Maybe it's premature to make such a grandiose claim, but what the hell? Judging by their stellar new album 8 Million Stories (Rhymesayers/Fat Beats), Soul Position have the potential to become one of hiphop's dopest duos, in the league of Eric B. & Rakim, Gang Starr, EPMD, and Pete Rock & C.L. Smooth. With the handiwork of producer/DJ R. J. Krohn (AKA RJD2) and rapper Al Shepard (AKA Blueprint), Stories is destined to become a classic of high-IQ, ornately funky hiphop.

They met in 1999 in the hiphop boondocks of Columbus, Ohio. RJ rolled with the Megahertz posse while Blueprint rapped and produced for his group the Greenhouse Effect and ran the Weightless label. Since Columbus' scene is small, it didn't take long for their paths to cross.

"I like working with RJ because he's a teenage heartthrob and he's got the 13- to 17-year-old demographic locked down," cracks Blueprint. "Nobody comes out to shows and buys merchandise like 13-year-old girls."

Teen fandom aside, both artists earned respect for their own work before hooking up together. RJ dropped one of hiphop's most accomplished debuts, Deadringer, for underground behemoth Def Jux. (Blueprint shines on one cut, album highlight "Final Frontier.") Deadringer has drawn countless comparisons to DJ Shadow's emotionally resonant, expansively cinematic style, and the charges hold water. 'Print issued his first full-length, The Weightroom, to much praise, and he's appeared on Aesop Rock's Daylight EP and Eyedea & Abilities' First Born. (He also nearly beat Sage Francis in 2000's Scribble Jam MC competition.)

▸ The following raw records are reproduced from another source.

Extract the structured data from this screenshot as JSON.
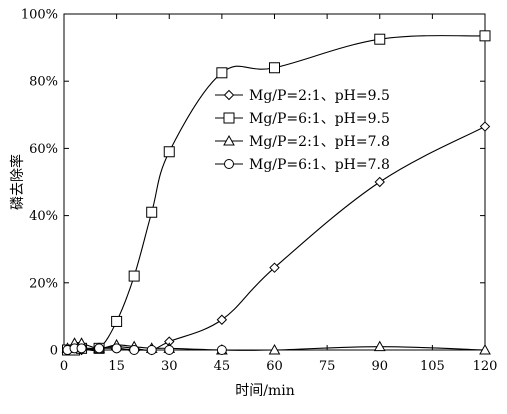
{
  "chart_data": {
    "type": "line",
    "xlabel": "时间/min",
    "ylabel": "磷去除率",
    "xlim": [
      0,
      120
    ],
    "ylim": [
      0,
      100
    ],
    "x_ticks": [
      0,
      15,
      30,
      45,
      60,
      75,
      90,
      105,
      120
    ],
    "y_ticks": [
      0,
      20,
      40,
      60,
      80,
      100
    ],
    "y_tick_labels": [
      "0",
      "20%",
      "40%",
      "60%",
      "80%",
      "100%"
    ],
    "grid": false,
    "legend_position": "center-right",
    "series": [
      {
        "name": "Mg/P=2:1、pH=9.5",
        "marker": "diamond",
        "x": [
          1,
          3,
          5,
          10,
          15,
          20,
          25,
          30,
          45,
          60,
          90,
          120
        ],
        "y": [
          0,
          0,
          0,
          0.5,
          1,
          0.5,
          0,
          2.5,
          9,
          24.5,
          50,
          66.5
        ]
      },
      {
        "name": "Mg/P=6:1、pH=9.5",
        "marker": "square",
        "x": [
          1,
          3,
          5,
          10,
          15,
          20,
          25,
          30,
          45,
          60,
          90,
          120
        ],
        "y": [
          0,
          0,
          0.5,
          0.5,
          8.5,
          22,
          41,
          59,
          82.5,
          84,
          92.5,
          93.5
        ]
      },
      {
        "name": "Mg/P=2:1、pH=7.8",
        "marker": "triangle",
        "x": [
          1,
          3,
          5,
          10,
          15,
          20,
          25,
          30,
          45,
          60,
          90,
          120
        ],
        "y": [
          0.5,
          2,
          2,
          0.5,
          1.5,
          1,
          0.5,
          0.5,
          0,
          0,
          1,
          0
        ]
      },
      {
        "name": "Mg/P=6:1、pH=7.8",
        "marker": "circle",
        "x": [
          1,
          3,
          5,
          10,
          15,
          20,
          25,
          30,
          45
        ],
        "y": [
          0,
          0.5,
          0.5,
          0.5,
          0.5,
          0,
          0,
          0,
          0
        ]
      }
    ]
  }
}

On 8 Million Stories, RJ and 'Print find that crucial synergy and chemistry that elevate both their games to new heights. RJ's production mines the rhythms, timbres, and melodies of the best '60s and '70s funk, rock, and jazz. It's not innovative, but it is exceptionally well crafted and deeply pleasurable to hear on headphones (especially "Share This" and "Right Place, Wrong Time"). Blueprint possesses an enthusiastic, boyish voice, so he wisely avoids thuggish braggadocio. Instead, 'Print compensates with intelligent rhymes, wit, and storytelling verve, all of which coalesce on "The Jerry Springer Episode" (about a nightmarish girlfriend) and "Fuckajob" (about corporate malfeasance).

"Everything I write is inspired by things that happened in my life," Blueprint says. "The only exception is when I'm trying to be funny, because then I get to exaggerate some. Most jokes aren't true, but they're funny anyways."